Steve Lindsey, a former NASA astronaut with more than 30 years of flight-test experience, is the vice president of Space Exploration Systems. He said, “We’re obviously as a company interested in all of these things because … it’s a big reason as to why we are involved in designing Dream Chaser in the first place.”

He later added, “I think that that commercial-use policy is going to be really key to how open that market is”.

At present, Sierra Nevada is focused on cargo-only missions to LEO destinations. But the design is meant to be developed in the future to carry crew, and the first launch is slated for 2021.

Jeff DeWit, NASA’s chief financial officer, told the audience at Nasdaq that what NASA intends to achieve – now with this first step, and in the future – is the ability to free up needed capital and manpower. He said the plan “will enable NASA to focus resources to land the next man and the first woman on the moon by 2024”.

While the plan seemingly puts space within reach of private citizens and businesses, the current pricing scheme is eye-wateringly expensive.

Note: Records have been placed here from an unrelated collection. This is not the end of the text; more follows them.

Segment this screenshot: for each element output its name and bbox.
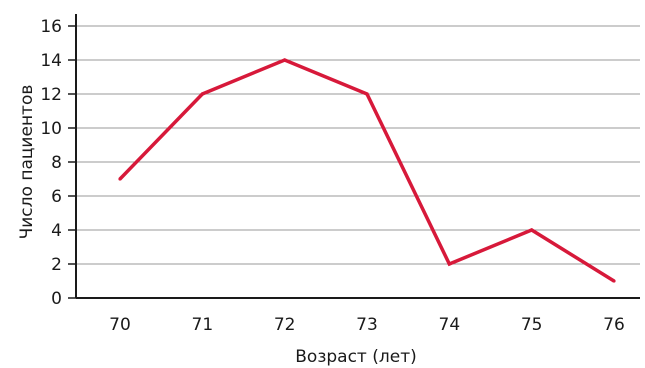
- data-point: [447, 262, 451, 266]
- y-tick-label: 0: [51, 289, 62, 309]
- x-axis-title: Возраст (лет): [295, 347, 416, 367]
- y-tick-label: 14: [40, 51, 62, 71]
- y-tick-label: 10: [40, 119, 62, 139]
- y-tick-label: 6: [51, 187, 62, 207]
- x-tick-label: 70: [109, 315, 131, 335]
- y-tick-label: 4: [51, 221, 62, 241]
- data-point: [200, 92, 204, 96]
- y-tick-label: 8: [51, 153, 62, 173]
- x-tick-label: 73: [356, 315, 378, 335]
- data-point: [283, 58, 287, 62]
- gridlines: [76, 25, 640, 265]
- y-tick-label: 12: [40, 85, 62, 105]
- data-point: [118, 177, 122, 181]
- x-tick-label: 72: [274, 315, 296, 335]
- series-layer: [118, 58, 616, 283]
- x-tick-labels: 70 71 72 73 74 75 76: [109, 315, 625, 335]
- x-tick-label: 71: [192, 315, 214, 335]
- y-tick-label: 2: [51, 255, 62, 275]
- x-tick-label: 75: [521, 315, 543, 335]
- y-tick-labels: 0 2 4 6 8 10 12 14 16: [40, 17, 76, 309]
- x-tick-label: 74: [439, 315, 461, 335]
- y-tick-label: 16: [40, 17, 62, 37]
- data-point: [530, 228, 534, 232]
- data-point: [612, 279, 616, 283]
- x-tick-label: 76: [603, 315, 625, 335]
- y-axis-title: Число пациентов: [17, 85, 37, 240]
- data-point: [365, 92, 369, 96]
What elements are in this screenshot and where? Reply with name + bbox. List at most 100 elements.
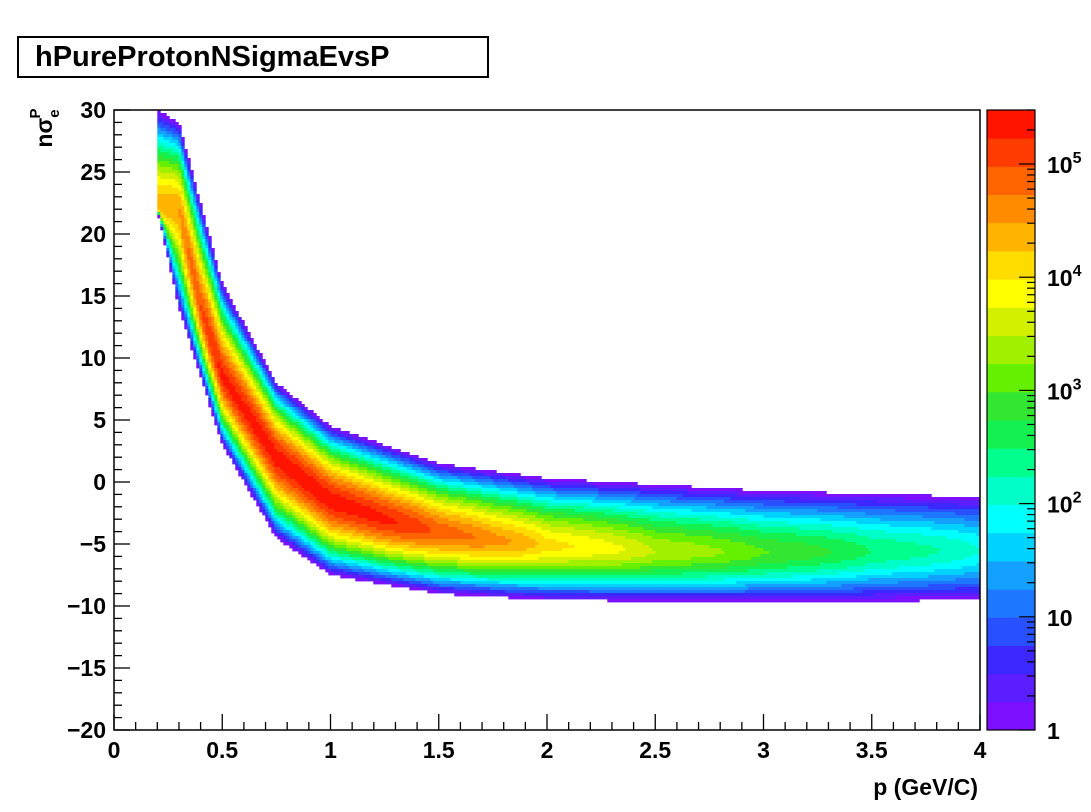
heatmap-cell [409, 548, 413, 552]
heatmap-cell [199, 278, 203, 282]
heatmap-cell [253, 467, 257, 471]
heatmap-cell [241, 320, 245, 324]
heatmap-cell [271, 401, 275, 405]
heatmap-cell [232, 317, 236, 321]
heatmap-cell [223, 446, 227, 450]
heatmap-cell [268, 377, 272, 381]
heatmap-cell [181, 236, 185, 240]
heatmap-cell [451, 545, 455, 549]
heatmap-cell [388, 527, 392, 531]
heatmap-cell [382, 551, 386, 555]
heatmap-cell [208, 290, 212, 294]
heatmap-cell [337, 455, 341, 459]
heatmap-cell [400, 578, 404, 582]
heatmap-cell [364, 482, 368, 486]
heatmap-cell [268, 518, 272, 522]
heatmap-cell [301, 503, 305, 507]
heatmap-cell [430, 578, 434, 582]
heatmap-cell [349, 449, 353, 453]
heatmap-cell [424, 533, 428, 537]
heatmap-cell [163, 146, 167, 150]
heatmap-cell [430, 467, 434, 471]
heatmap-cell [454, 551, 458, 555]
heatmap-cell [199, 329, 203, 333]
heatmap-cell [292, 425, 296, 429]
heatmap-cell [205, 353, 209, 357]
heatmap-cell [394, 524, 398, 528]
heatmap-cell [403, 530, 407, 534]
heatmap-cell [454, 581, 458, 585]
heatmap-cell [235, 395, 239, 399]
heatmap-cell [400, 542, 404, 546]
heatmap-cell [199, 215, 203, 219]
heatmap-cell [190, 332, 194, 336]
heatmap-cell [289, 524, 293, 528]
heatmap-cell [412, 581, 416, 585]
heatmap-cell [430, 521, 434, 525]
heatmap-cell [157, 194, 161, 198]
heatmap-cell [241, 431, 245, 435]
heatmap-cell [331, 491, 335, 495]
heatmap-cell [346, 509, 350, 513]
heatmap-cell [391, 539, 395, 543]
heatmap-cell [196, 359, 200, 363]
heatmap-cell [295, 488, 299, 492]
heatmap-cell [256, 389, 260, 393]
heatmap-cell [451, 491, 455, 495]
heatmap-cell [244, 455, 248, 459]
heatmap-cell [307, 437, 311, 441]
heatmap-cell [202, 293, 206, 297]
heatmap-cell [208, 281, 212, 285]
heatmap-cell [217, 416, 221, 420]
heatmap-cell [169, 134, 173, 138]
heatmap-cell [403, 473, 407, 477]
heatmap-cell [355, 557, 359, 561]
heatmap-cell [271, 479, 275, 483]
heatmap-cell [370, 512, 374, 516]
heatmap-cell [307, 458, 311, 462]
heatmap-cell [436, 512, 440, 516]
heatmap-cell [244, 392, 248, 396]
heatmap-cell [268, 392, 272, 396]
heatmap-cell [451, 569, 455, 573]
heatmap-cell [304, 446, 308, 450]
heatmap-cell [400, 473, 404, 477]
heatmap-cell [325, 545, 329, 549]
heatmap-cell [199, 326, 203, 330]
heatmap-cell [364, 491, 368, 495]
heatmap-cell [223, 407, 227, 411]
heatmap-cell [178, 185, 182, 189]
heatmap-cell [454, 536, 458, 540]
heatmap-cell [448, 533, 452, 537]
heatmap-cell [247, 464, 251, 468]
heatmap-cell [292, 428, 296, 432]
heatmap-cell [283, 518, 287, 522]
heatmap-cell [451, 512, 455, 516]
heatmap-cell [382, 479, 386, 483]
heatmap-cell [370, 548, 374, 552]
heatmap-cell [259, 443, 263, 447]
heatmap-cell [196, 290, 200, 294]
heatmap-cell [250, 353, 254, 357]
heatmap-cell [403, 512, 407, 516]
heatmap-cell [241, 437, 245, 441]
heatmap-cell [193, 320, 197, 324]
heatmap-cell [277, 506, 281, 510]
heatmap-cell [256, 449, 260, 453]
heatmap-cell [445, 521, 449, 525]
heatmap-cell [379, 560, 383, 564]
heatmap-cell [430, 527, 434, 531]
heatmap-cell [334, 503, 338, 507]
heatmap-cell [289, 518, 293, 522]
heatmap-cell [214, 356, 218, 360]
heatmap-cell [418, 488, 422, 492]
heatmap-cell [331, 449, 335, 453]
heatmap-cell [454, 545, 458, 549]
heatmap-cell [268, 458, 272, 462]
heatmap-cell [205, 260, 209, 264]
heatmap-cell [175, 149, 179, 153]
heatmap-cell [451, 509, 455, 513]
heatmap-cell [193, 293, 197, 297]
heatmap-cell [310, 458, 314, 462]
heatmap-cell [397, 527, 401, 531]
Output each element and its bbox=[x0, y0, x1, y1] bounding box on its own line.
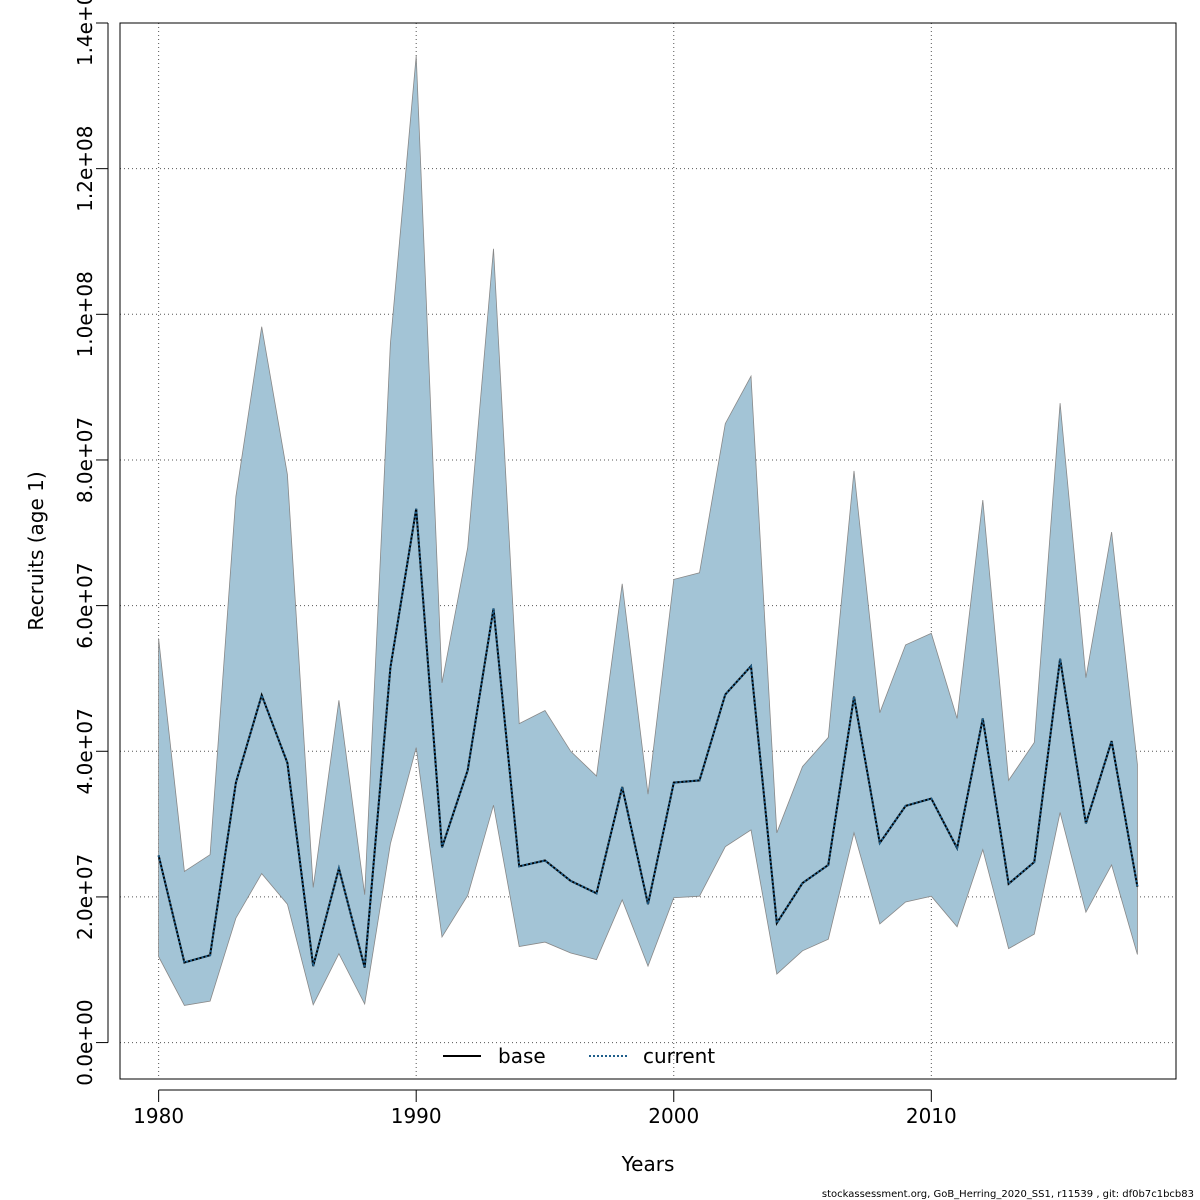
x-tick-label-3: 2010 bbox=[906, 1104, 957, 1128]
x-tick-label-1: 1990 bbox=[391, 1104, 442, 1128]
y-tick-label-6: 1.2e+08 bbox=[73, 126, 97, 212]
x-tick-label-2: 2000 bbox=[648, 1104, 699, 1128]
y-tick-label-5: 1.0e+08 bbox=[73, 271, 97, 357]
x-tick-label-0: 1980 bbox=[133, 1104, 184, 1128]
y-tick-label-3: 6.0e+07 bbox=[73, 562, 97, 648]
y-tick-label-2: 4.0e+07 bbox=[73, 708, 97, 794]
y-tick-label-7: 1.4e+08 bbox=[73, 0, 97, 66]
y-axis: 0.0e+00 2.0e+07 4.0e+07 6.0e+07 8.0e+07 1.0e+… bbox=[73, 0, 109, 1086]
x-axis-title: Years bbox=[621, 1152, 675, 1176]
series-lines-layer bbox=[157, 508, 1139, 968]
series-line-current bbox=[157, 508, 1139, 968]
y-axis-title: Recruits (age 1) bbox=[24, 471, 48, 630]
legend-label-current: current bbox=[643, 1044, 715, 1068]
confidence-band bbox=[158, 55, 1138, 1006]
footer-caption: stockassessment.org, GoB_Herring_2020_SS… bbox=[822, 1189, 1194, 1200]
y-tick-label-0: 0.0e+00 bbox=[73, 999, 97, 1085]
y-tick-label-4: 8.0e+07 bbox=[73, 417, 97, 503]
y-tick-label-1: 2.0e+07 bbox=[73, 854, 97, 940]
x-axis: 1980 1990 2000 2010 bbox=[133, 1089, 957, 1128]
plot-frame bbox=[119, 22, 1177, 1080]
legend-label-base: base bbox=[498, 1044, 546, 1068]
legend: base current bbox=[443, 1044, 715, 1068]
confidence-band-layer bbox=[158, 55, 1138, 1006]
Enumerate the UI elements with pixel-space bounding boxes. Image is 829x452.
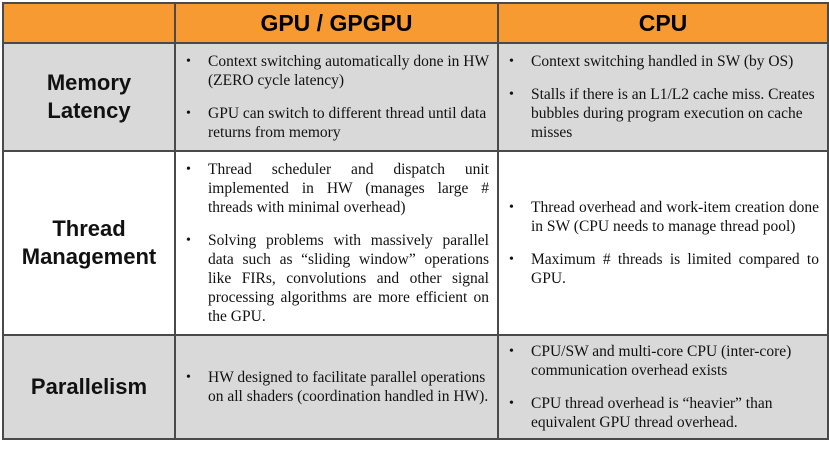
gpu-points: • Thread scheduler and dispatch unit impl… [176, 154, 497, 332]
point-text: Solving problems with massively parallel… [208, 232, 489, 325]
bullet-icon: • [186, 162, 191, 177]
list-item: • CPU thread overhead is “heavier” than e… [499, 394, 819, 432]
list-item: • Stalls if there is an L1/L2 cache miss.… [499, 85, 819, 142]
row-label-line: Parallelism [30, 374, 148, 399]
list-item: • Context switching automatically done in… [176, 52, 489, 90]
point-text: GPU can switch to different thread until… [208, 105, 487, 141]
bullet-icon: • [509, 54, 514, 69]
point-text: HW designed to facilitate parallel opera… [208, 369, 489, 405]
point-text: Stalls if there is an L1/L2 cache miss. … [531, 86, 815, 141]
cpu-points: • CPU/SW and multi-core CPU (inter-core) … [499, 336, 827, 438]
cpu-cell-thread-management: • Thread overhead and work-item creation … [497, 150, 829, 336]
list-item: • GPU can switch to different thread unti… [176, 104, 489, 142]
row-label-memory-latency: Memory Latency [2, 42, 176, 152]
header-row: GPU / GPGPU CPU [2, 2, 829, 44]
gpu-points: • Context switching automatically done in… [176, 46, 497, 148]
list-item: • CPU/SW and multi-core CPU (inter-core) … [499, 342, 819, 380]
bullet-icon: • [509, 396, 514, 411]
cpu-points: • Context switching handled in SW (by OS)… [499, 46, 827, 148]
bullet-icon: • [186, 233, 191, 248]
list-item: • Maximum # threads is limited compared t… [499, 250, 819, 288]
header-cpu: CPU [497, 2, 829, 44]
row-parallelism: Parallelism • HW designed to facilitate p… [2, 334, 829, 440]
list-item: • Context switching handled in SW (by OS) [499, 52, 819, 71]
bullet-icon: • [509, 87, 514, 102]
list-item: • Thread overhead and work-item creation … [499, 198, 819, 236]
gpu-cell-thread-management: • Thread scheduler and dispatch unit impl… [174, 150, 499, 336]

While it will cost $3,000 a kilogramme just to send cargo up to the ISS, the price of life support and toilet facilities is $11,250 per person per day.

Obtaining food, air, medical kits, and access to the onboard gym has a price tag of $22,500 per person per day.

This all begs the question: “What’s going to be NASA’s profit?”

DeWit answered, “This is not going to be a profit-making venture for NASA at all, but it will defray some of our expenses. And the prices we’re putting up there are a portion of our expenses to maintain the station. So [this is] just to defray some of our expenses, which we then can use to go further into space and get to Mars.”

Dewitt said the rate card will be reevaluated once every six to 12 months. Fingers crossed, a ticket will get cheaper.